>> For this warning in the regression tests, you should only need one >> element, reducing the number of input lines? > > That's true IF we decide that missing expression keys are a thing that we > allow, and per conversation above it's not clear yet that we do.
If ANALYZE can generate some partial data for a set of expression (aka generating some data for a portion of the expressions defined but skip some of them because of reason x_y_z), the restore function needs to cope with this policy (I'd need to double-check the code to be sure, not sure on top of my mind now and I cannot do that today, unfortunately).
In this latest patch, I decided that we can tolerate missing exprs parameters, and as you'll see from the 0002 patch, it does result in considerable decluttering.
Hmm. I would not rely on the ordering of the items as they are scanned, that seems like a recipe for disaster. We have a text representation of the expression, as of pg_stats_ext_exprs.expr. This could be mapped with the elements of hte text[] in pg_stats_ext.exprs. Here is a wilder idea: why not just putting the expression text itself in the data given in input of the restore function rather than a guessed argument number? For the case of manual stats injections, that kinds of makes things simpler.
The patch I submitted here hasn't yet implemented using the expression text as a key, and honestly I'm not too hyped on the prospect of trying.
I think that:
1. I don't think we can guarantee that the expression node text is stable across major versions, and that would break upgrades, the primary function of this code.

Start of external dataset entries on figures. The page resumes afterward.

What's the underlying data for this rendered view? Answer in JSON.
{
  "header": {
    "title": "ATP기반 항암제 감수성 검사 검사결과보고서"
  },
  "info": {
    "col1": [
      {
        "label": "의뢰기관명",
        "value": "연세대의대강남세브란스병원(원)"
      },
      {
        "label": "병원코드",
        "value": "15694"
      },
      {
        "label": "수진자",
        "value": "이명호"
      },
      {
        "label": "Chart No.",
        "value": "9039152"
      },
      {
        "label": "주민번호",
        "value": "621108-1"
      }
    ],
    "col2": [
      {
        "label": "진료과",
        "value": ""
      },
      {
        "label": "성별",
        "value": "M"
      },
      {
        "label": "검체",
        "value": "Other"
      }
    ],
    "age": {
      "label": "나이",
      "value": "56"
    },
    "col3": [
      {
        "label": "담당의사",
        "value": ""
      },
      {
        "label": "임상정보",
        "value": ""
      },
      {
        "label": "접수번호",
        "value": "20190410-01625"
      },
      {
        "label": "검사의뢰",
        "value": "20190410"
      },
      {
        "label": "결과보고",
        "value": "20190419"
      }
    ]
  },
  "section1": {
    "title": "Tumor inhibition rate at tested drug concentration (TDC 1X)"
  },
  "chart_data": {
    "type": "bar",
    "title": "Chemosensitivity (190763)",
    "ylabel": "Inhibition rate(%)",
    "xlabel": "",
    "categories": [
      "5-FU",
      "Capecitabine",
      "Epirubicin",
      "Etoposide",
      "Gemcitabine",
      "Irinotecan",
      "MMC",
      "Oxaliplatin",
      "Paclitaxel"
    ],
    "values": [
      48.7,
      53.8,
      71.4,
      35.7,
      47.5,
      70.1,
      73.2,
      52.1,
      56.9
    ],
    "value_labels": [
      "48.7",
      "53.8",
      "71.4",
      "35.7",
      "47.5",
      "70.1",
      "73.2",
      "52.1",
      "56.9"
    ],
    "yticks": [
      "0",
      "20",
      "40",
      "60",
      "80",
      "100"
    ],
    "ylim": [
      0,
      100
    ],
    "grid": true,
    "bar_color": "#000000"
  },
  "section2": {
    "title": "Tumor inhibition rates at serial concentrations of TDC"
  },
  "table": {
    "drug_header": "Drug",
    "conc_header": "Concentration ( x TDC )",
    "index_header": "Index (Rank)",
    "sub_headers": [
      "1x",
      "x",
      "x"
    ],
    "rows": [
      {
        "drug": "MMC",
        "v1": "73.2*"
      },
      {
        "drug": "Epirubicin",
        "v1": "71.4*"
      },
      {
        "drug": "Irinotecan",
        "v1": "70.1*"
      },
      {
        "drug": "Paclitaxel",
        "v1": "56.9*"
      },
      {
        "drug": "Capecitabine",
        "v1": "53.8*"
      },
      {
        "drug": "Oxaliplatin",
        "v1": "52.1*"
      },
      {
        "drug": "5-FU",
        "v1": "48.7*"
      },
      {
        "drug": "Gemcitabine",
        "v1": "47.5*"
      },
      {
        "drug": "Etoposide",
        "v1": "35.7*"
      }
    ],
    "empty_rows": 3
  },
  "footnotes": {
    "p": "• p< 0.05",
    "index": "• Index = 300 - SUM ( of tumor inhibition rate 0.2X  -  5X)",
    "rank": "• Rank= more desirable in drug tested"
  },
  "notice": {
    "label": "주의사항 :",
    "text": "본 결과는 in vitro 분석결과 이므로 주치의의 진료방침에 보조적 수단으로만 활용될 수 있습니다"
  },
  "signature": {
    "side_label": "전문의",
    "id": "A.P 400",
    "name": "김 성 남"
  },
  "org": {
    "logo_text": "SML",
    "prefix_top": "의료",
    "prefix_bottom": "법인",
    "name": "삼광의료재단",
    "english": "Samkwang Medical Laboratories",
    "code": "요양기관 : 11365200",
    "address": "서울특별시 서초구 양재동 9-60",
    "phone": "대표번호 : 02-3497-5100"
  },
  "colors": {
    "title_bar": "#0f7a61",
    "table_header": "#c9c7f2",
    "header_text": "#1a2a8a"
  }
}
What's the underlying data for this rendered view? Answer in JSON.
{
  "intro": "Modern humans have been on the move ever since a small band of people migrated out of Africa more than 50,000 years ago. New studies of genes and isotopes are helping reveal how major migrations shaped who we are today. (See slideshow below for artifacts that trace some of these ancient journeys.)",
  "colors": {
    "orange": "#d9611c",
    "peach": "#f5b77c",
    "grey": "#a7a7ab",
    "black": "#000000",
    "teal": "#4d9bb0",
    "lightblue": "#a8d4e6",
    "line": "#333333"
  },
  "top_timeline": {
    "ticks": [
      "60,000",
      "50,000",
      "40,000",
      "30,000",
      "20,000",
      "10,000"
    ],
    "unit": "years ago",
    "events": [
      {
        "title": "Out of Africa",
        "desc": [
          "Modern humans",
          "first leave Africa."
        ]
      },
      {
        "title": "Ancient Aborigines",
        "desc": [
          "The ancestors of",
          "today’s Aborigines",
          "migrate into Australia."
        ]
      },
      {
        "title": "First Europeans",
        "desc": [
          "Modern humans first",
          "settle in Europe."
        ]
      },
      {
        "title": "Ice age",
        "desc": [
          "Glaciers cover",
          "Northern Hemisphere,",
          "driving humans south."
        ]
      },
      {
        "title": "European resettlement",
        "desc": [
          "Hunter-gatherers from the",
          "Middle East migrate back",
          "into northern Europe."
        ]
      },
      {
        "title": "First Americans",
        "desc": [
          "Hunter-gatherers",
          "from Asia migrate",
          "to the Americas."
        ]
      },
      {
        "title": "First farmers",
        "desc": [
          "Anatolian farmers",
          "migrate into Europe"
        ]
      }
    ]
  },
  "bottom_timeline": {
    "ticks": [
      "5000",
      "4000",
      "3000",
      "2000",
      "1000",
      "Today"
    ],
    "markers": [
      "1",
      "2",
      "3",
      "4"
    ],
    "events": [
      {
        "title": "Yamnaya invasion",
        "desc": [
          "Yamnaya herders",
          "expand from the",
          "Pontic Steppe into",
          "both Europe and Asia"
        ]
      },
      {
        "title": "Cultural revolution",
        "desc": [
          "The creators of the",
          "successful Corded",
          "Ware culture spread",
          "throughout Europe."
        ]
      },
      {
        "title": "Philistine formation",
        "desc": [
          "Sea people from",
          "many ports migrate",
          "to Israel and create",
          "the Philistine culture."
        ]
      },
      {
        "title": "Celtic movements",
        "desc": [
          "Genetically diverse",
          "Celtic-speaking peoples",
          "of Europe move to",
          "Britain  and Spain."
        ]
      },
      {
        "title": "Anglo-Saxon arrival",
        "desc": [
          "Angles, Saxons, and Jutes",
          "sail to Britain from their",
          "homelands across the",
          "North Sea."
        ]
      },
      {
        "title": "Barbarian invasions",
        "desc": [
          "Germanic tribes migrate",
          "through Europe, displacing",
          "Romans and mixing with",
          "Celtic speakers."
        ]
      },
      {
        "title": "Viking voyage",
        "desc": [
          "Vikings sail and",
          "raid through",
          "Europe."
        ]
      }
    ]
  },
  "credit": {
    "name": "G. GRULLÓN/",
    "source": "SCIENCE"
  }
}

2. Anyone wanting to modify/hack the exprs values has almost certainly extracted it using the jsonb_build_object() code in pg_dump, so they already have all expressions before editing.
3. Array unnest() has proven to give a stable order in all tests so far.
4. We don't decompose mcv into it's parts, so why do that for exprs?
Yeah, it sounds to me that we should just set ok=false and give up rather than have a semi-filled set of numbers for a single extended stats object. There is an argument in favor of that: it can simplify the detection of missing stats for a single extended stats definition. I understand that you'd want to keep going with loading the data even if it's partial. My question is: is it possible for ANALYZE to fill in only a portion of the expressions and can these be partially skipped? If the answer to my question is yes, the restore function should do the same and my idea of the matter is wrong. If the answer to my question is no, then your idea on this matter is the right one.
In which case I think you'll like the latest patchset.
> 4. Does casting the numeric scalar values (null_frac, correlation, > avg_width, n_distinct) to text make sense, since we have to put them > through type-specific input functions anyway?
In terms of JSON, it makes the use of a representation simpler. I don't think that we need to apply a strict casting when fetching them.
Everything is jbvStrings now.
@Tomas (now added in CC for confirmation): would you see a problem against applying a JSONB data type to the argument for the restore of extended stats? This level of data serialization would be required when inserting data for what would show up into pg_stats_ext_exprs.